The origin of beauty, a fairy tale, heavily symbolic rendering of vibrant life of the myriad beings of the natural world, the lifeline and interrelationship of flowers, fairies, music, stars and cosmos in ringing images, extended metaphors and musical symbols.

"the verie essence and, as it were, springheade and origine of all musiche is the verie pleasaunte sounde which the trees of the forest do make when they grow" Poes Notes to l. 282

It is, perhaps, not generally known that the moon, in Egypt, has the effect of producing blindness to those who sleep with the face exposed to its rays, to which circumstance the passage evidently alludes.

There is cultivated in the king's garden at Paris, a species of serpentine aloes without prickles, whose large and beautiful flower exhales a strong odour of the vanilla, during the time of its expansion, which is very short — It does not blow till towards the month of July — you then perceive it gradually open its petals — expand them — fade and die. — St. Pierre.

Clytia — The Chrysanthemum Peruvianum, or, to employ a better-known term — the turnsol which turns continually towards the sun, covers itself, like Peru, the country from which it comes, with dewy clouds which cool and refresh its flowers during the most violent heat of the day. — B. de. St. Pierre.

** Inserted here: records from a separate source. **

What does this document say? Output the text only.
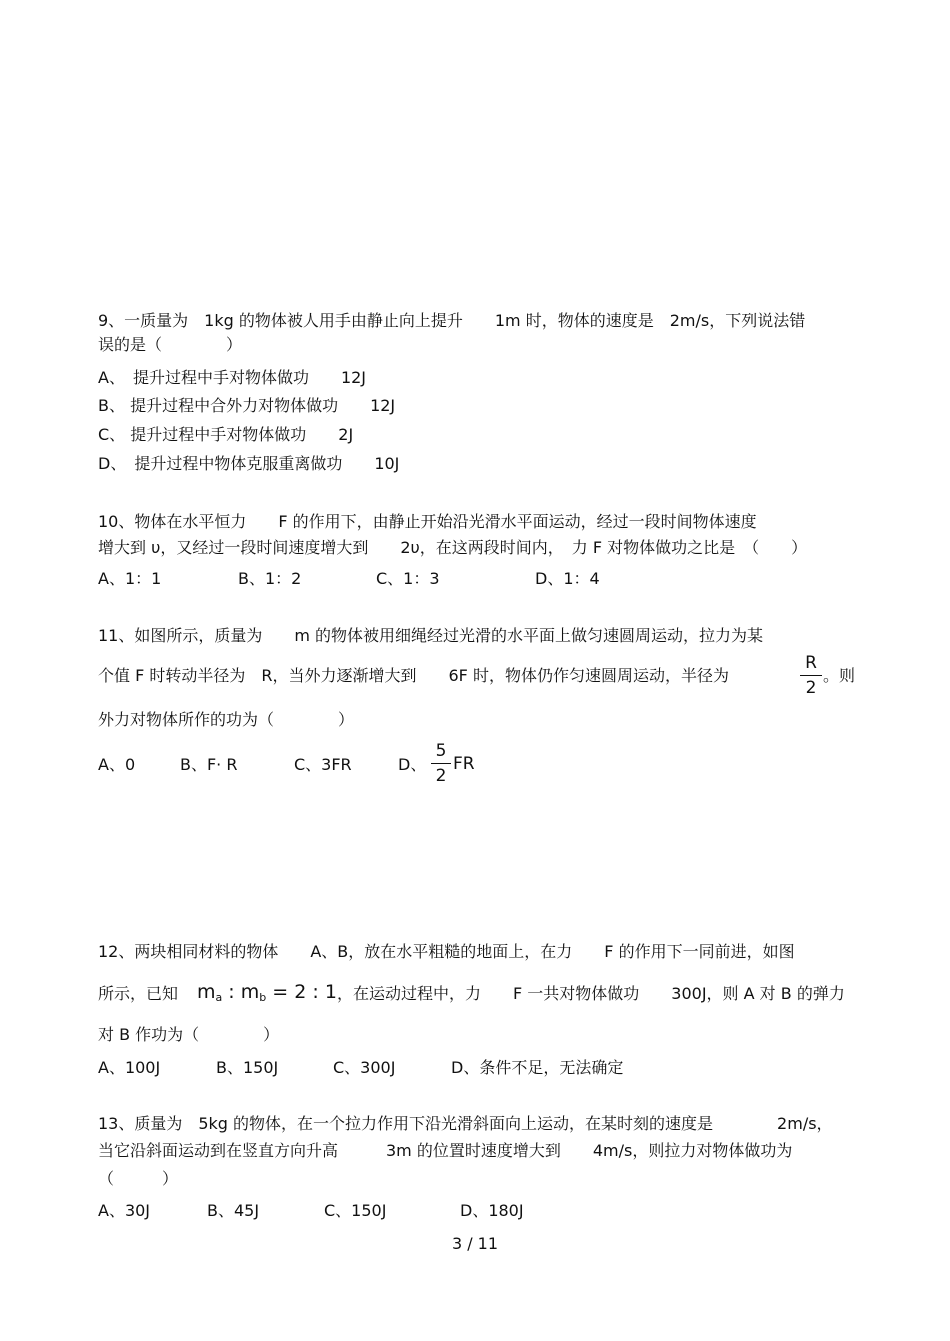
9、一质量为　1kg 的物体被人用手由静止向上提升　　1m 时，物体的速度是　2m/s，下列说法错
误的是（　　　　）
A、　提升过程中手对物体做功　　12J
B、 提升过程中合外力对物体做功　　12J
C、 提升过程中手对物体做功　　2J
D、　提升过程中物体克服重离做功　　10J
10、物体在水平恒力　　F 的作用下，由静止开始沿光滑水平面运动，经过一段时间物体速度
增大到 υ，又经过一段时间速度增大到　　2υ，在这两段时间内，　力 F 对物体做功之比是　（　　）
A、1：1	B、1：2	C、1：3	D、1：4
11、如图所示，质量为　　m 的物体被用细绳经过光滑的水平面上做匀速圆周运动，拉力为某
个值 F 时转动半径为　R，当外力逐渐增大到　　6F 时，物体仍作匀速圆周运动，半径为
R
2
。则
外力对物体所作的功为（　　　　）
A、0	B、F· R	C、3FR	D、
5
2
FR
12、两块相同材料的物体　　A、B，放在水平粗糙的地面上，在力　　F 的作用下一同前进，如图
所示，已知 $m_a$ : $m_b = 2$ : 1 ，在运动过程中，力　　F 一共对物体做功　　300J，则 A 对 B 的弹力
对 B 作功为（　　　　）
A、100J	B、150J	C、300J	D、条件不足，无法确定
13、质量为　5kg 的物体，在一个拉力作用下沿光滑斜面向上运动，在某时刻的速度是　　　　2m/s，
当它沿斜面运动到在竖直方向升高　　　3m 的位置时速度增大到　　4m/s，则拉力对物体做功为
（　　　）
A、30J	B、45J	C、150J	D、180J
3 / 11
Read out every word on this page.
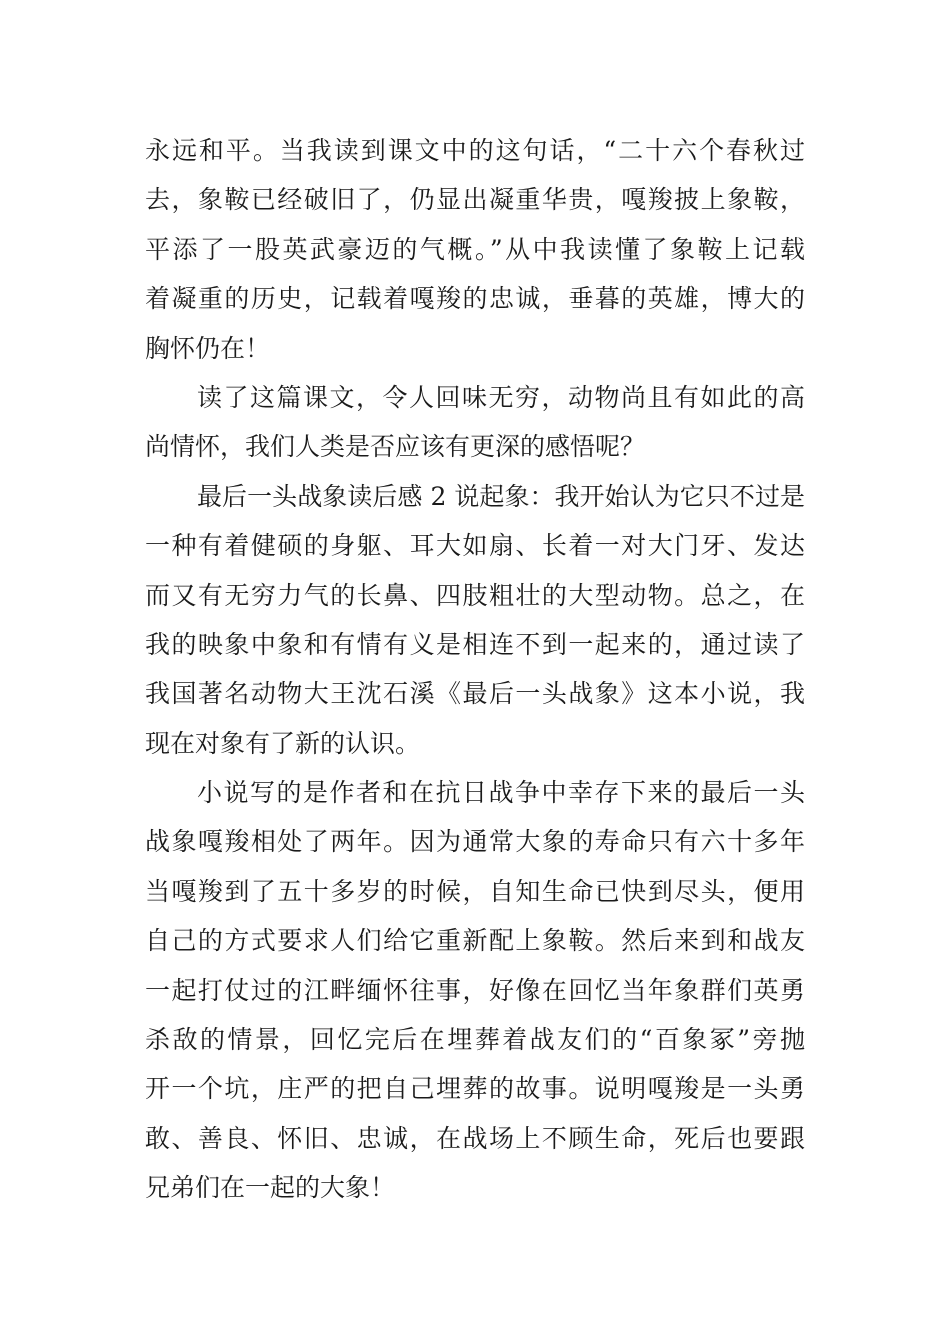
永远和平。当我读到课文中的这句话，“二十六个春秋过
去，象鞍已经破旧了，仍显出凝重华贵，嘎羧披上象鞍，
平添了一股英武豪迈的气概。”从中我读懂了象鞍上记载
着凝重的历史，记载着嘎羧的忠诚，垂暮的英雄，博大的
胸怀仍在！
读了这篇课文，令人回味无穷，动物尚且有如此的高
尚情怀，我们人类是否应该有更深的感悟呢？
最后一头战象读后感 2 说起象：我开始认为它只不过是
一种有着健硕的身躯、耳大如扇、长着一对大门牙、发达
而又有无穷力气的长鼻、四肢粗壮的大型动物。总之，在
我的映象中象和有情有义是相连不到一起来的，通过读了
我国著名动物大王沈石溪《最后一头战象》这本小说，我
现在对象有了新的认识。
小说写的是作者和在抗日战争中幸存下来的最后一头
战象嘎羧相处了两年。因为通常大象的寿命只有六十多年
当嘎羧到了五十多岁的时候，自知生命已快到尽头，便用
自己的方式要求人们给它重新配上象鞍。然后来到和战友
一起打仗过的江畔缅怀往事，好像在回忆当年象群们英勇
杀敌的情景，回忆完后在埋葬着战友们的“百象冢”旁抛
开一个坑，庄严的把自己埋葬的故事。说明嘎羧是一头勇
敢、善良、怀旧、忠诚，在战场上不顾生命，死后也要跟
兄弟们在一起的大象！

This flower is much noticed by Lewehoeck and Tournefort. The bee, feeding upon its blossom, becomes intoxicated.



"With Arabians there is a medium between heaven and hell where men suffer no punishment, but do not attain that tranquil and even happiness which they suppose to be characteristic of heavenly enjoyment" Note to l. 331

"The passoinate excitement of love and bouyancy of spirit attendant upon intoxication are its les holy pleasures, the price of which, to those souls who make the choice of "Al Aaraaf" as their residence after life is final death and annhilation:
Beyond that death no immortality-
But sleep that pondereth and is not 'to be"
And there- oh! may my weary spirit dwell-
Apart from heaven's eternity - and yet how far from
hell!
-Poem reflects attitude as in "sonnet to science' that science has made the fantastic realm of the faries and ideal forms inaccessible.

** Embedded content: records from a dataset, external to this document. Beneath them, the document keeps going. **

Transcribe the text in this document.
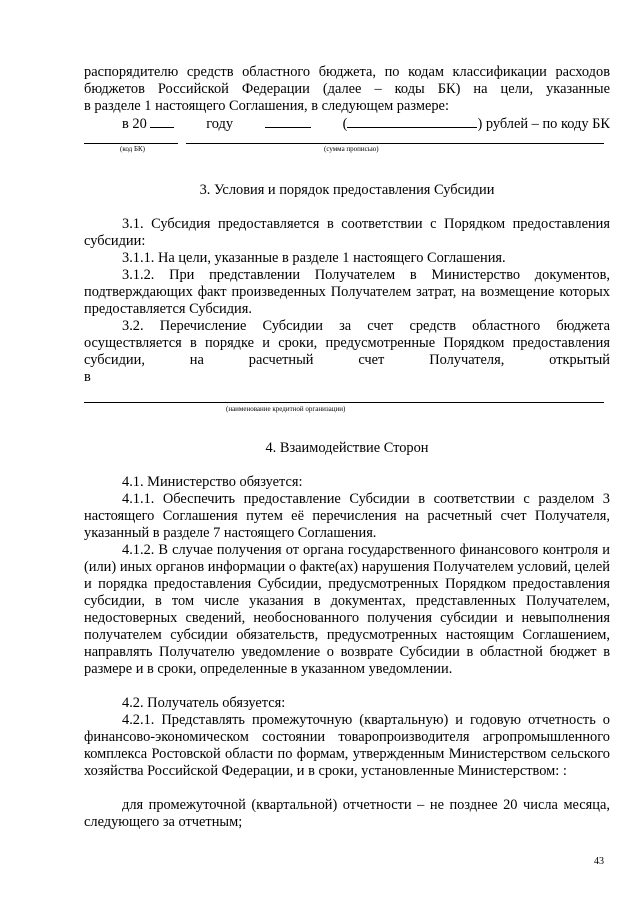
распорядителю средств областного бюджета, по кодам классификации расходов

бюджетов Российской Федерации (далее – коды БК) на цели, указанные

в разделе 1 настоящего Соглашения, в следующем размере:

в 20	году	(	) рублей – по коду БК
(код БК)	(сумма прописью)

3. Условия и порядок предоставления Субсидии

3.1. Субсидия предоставляется в соответствии с Порядком предоставления субсидии:

3.1.1. На цели, указанные в разделе 1 настоящего Соглашения.

3.1.2. При представлении Получателем в Министерство документов, подтверждающих факт произведенных Получателем затрат, на возмещение которых предоставляется Субсидия.

3.2. Перечисление Субсидии за счет средств областного бюджета осуществляется в порядке и сроки, предусмотренные Порядком предоставления субсидии, на расчетный счет Получателя, открытый

в

(наименование кредитной организации)

4. Взаимодействие Сторон

4.1. Министерство обязуется:

4.1.1. Обеспечить предоставление Субсидии в соответствии с разделом 3 настоящего Соглашения путем её перечисления на расчетный счет Получателя, указанный в разделе 7 настоящего Соглашения.

4.1.2. В случае получения от органа государственного финансового контроля и (или) иных органов информации о факте(ах) нарушения Получателем условий, целей и порядка предоставления Субсидии, предусмотренных Порядком предоставления субсидии, в том числе указания в документах, представленных Получателем, недостоверных сведений, необоснованного получения субсидии и невыполнения получателем субсидии обязательств, предусмотренных настоящим Соглашением, направлять Получателю уведомление о возврате Субсидии в областной бюджет в размере и в сроки, определенные в указанном уведомлении.

4.2. Получатель обязуется:

4.2.1. Представлять промежуточную (квартальную) и годовую отчетность о финансово-экономическом состоянии товаропроизводителя агропромышленного комплекса Ростовской области по формам, утвержденным Министерством сельского хозяйства Российской Федерации, и в сроки, установленные Министерством: :

для промежуточной (квартальной) отчетности – не позднее 20 числа месяца, следующего за отчетным;

43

-for Poe, Poetry is the "rythymical creation of beauty" and truth, by whcih he meant moralizing, factual science, logic, -"the satisfaction of the intellect" -Readers Companion to World Literature, Poe article, p. 418

Al Aaraaf is a star that appeared "brilliantly surpassing Jupiter", then diasappeared just as soon. Poe envisions this as the locale for the arab concept of Al Aaraaf- afterlife between heaven and hell, a place of hedonistic earthly pleasures folowed by the terminal dissolution of the soul; Here lives a godess, fairy, angel, who kneels among a multitude of mythical and wonderful flowers, summons the angels to the earth to help humans, but two angels decide to stay in Al Aaraaf, Ianthe and Angelo (Michaelangelo) neglecting thier duty to God to indulge in their intoxicating passion.